Sendil Kumar N

Stop Reviewing Code. Start Reviewing Intent.

Is your team drowning in code reviews? You're not alone.

Code review was designed for a world where writing code was slow and reading it was fast. One engineer, one afternoon, 200 lines (maybe more with coffee 😉). Easy to skim, easy to review.

Agents broke that math.

Now that engineer can produce 2,000+ lines (10x, really!) before their coffee gets cold. And the person reviewing it? Still a human, reading at human speed. This is where the old code review system breaks (and no, !q/!w won't scale).

The bottleneck isn't how we review. It's what we're reviewing.

Stop optimizing the queue. Redesign what review even means.

Shift 1: The author owns correctness, review owns judgment

Old model: the reviewer checks if the code is correct, well-tested, follows patterns, and handles edge cases.

New model: the LLM and CI prove correctness. The human only weighs in on what machines genuinely can't judge. Does this belong in the codebase at all? Does the abstraction match where we're heading? Is this even the right problem to be solving? (And yes, that list is shrinking.)

Before a PR is human-eligible, the author must have:

  • Run an LLM review pass on their own diff and addressed every comment with a note.
  • Generated and run tests covering the new behavior, with mutation testing or coverage-on-diff gating.
  • Written a PR description the LLM helped produce: what changed, why, what was rejected, what the blast radius is, and a short summary at the top.

If those three things aren't done, the PR isn't ready for a human. The cheap work (line-by-line correctness) belongs to machines. Humans step in when judgment is actually needed.

Shift 2: Review the intent, not the diff

When an AI wrote 800 lines, reading 800 lines is the wrong unit of work. Reviewers read:

  • The PR description and the "why"
  • The test cases, because tests describe intent more compactly than implementation
  • The interface changes: public APIs, schemas, contracts
  • Spot-checks of implementation, only where the tests or description raised a flag

A reviewer asking "did the AI hallucinate a library?" is doing work the LLM should have done. A reviewer asking "do we actually want this feature, and is this the right shape for it?" is doing work only they can do.

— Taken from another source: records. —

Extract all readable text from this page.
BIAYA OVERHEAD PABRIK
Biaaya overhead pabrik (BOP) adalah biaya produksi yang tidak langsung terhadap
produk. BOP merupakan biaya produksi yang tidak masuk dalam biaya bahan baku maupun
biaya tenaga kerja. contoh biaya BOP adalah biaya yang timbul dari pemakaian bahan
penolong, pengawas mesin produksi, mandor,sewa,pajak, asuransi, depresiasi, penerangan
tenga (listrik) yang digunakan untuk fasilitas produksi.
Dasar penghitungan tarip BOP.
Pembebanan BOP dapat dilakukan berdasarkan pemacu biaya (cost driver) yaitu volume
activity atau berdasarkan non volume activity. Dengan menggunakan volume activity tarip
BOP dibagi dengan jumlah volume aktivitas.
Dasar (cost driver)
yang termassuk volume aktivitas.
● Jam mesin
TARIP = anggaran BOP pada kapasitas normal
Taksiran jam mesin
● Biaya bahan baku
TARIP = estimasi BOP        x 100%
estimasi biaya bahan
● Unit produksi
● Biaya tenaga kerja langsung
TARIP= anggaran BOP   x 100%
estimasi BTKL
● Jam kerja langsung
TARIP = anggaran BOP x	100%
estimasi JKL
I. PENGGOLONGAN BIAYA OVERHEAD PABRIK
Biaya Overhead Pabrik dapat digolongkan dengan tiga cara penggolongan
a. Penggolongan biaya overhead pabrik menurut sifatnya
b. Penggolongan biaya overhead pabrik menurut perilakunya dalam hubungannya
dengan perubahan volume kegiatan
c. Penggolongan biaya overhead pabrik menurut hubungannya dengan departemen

Reviews get radically faster (minutes, not hours) because reviewers are working at the design layer, not the syntax layer.

Shift 3: Trust tiers with teeth

Define three buckets. Write them down. Apply them with tooling.

  • Auto-merge on green: Generated code in well-tested areas, dependency bumps, copy changes, internal refactors with no interface change. Green CI + LLM review pass = merged. No human in the loop.
  • One-look review: Standard feature work, bug fixes with tests, anything touching shared code. One human, 5-minute review focused on intent and interfaces. Auto-merge after approval.
  • Deep review: New services, auth/data/billing, public APIs, anything with security or migration implications, anything the author flags as uncertain. Two humans, synchronous discussion encouraged, no rush.

Bucket 1 should be 40 to 60% of PRs on an AI-augmented team. If it's not, your CI and test coverage aren't strong enough yet. Fix that before fixing review.

Shift 4: Move the bottleneck upstream

The highest-leverage review isn't on the PR. It's on the prompt and the plan. Five minutes agreeing on the approach before the AI writes the code saves an hour of review afterward. Build the habit:

  • Short design notes (sometimes just a Slack thread) before any non-trivial work begins
  • The author shares what they're about to ask the LLM to build, and gets a quick "yes, that shape" or "no, think about X" from a teammate
  • The eventual PR becomes a confirmation, not a discovery

For a small team this is nearly free. A 10-minute conversation that prevents a 2-hour review backlog.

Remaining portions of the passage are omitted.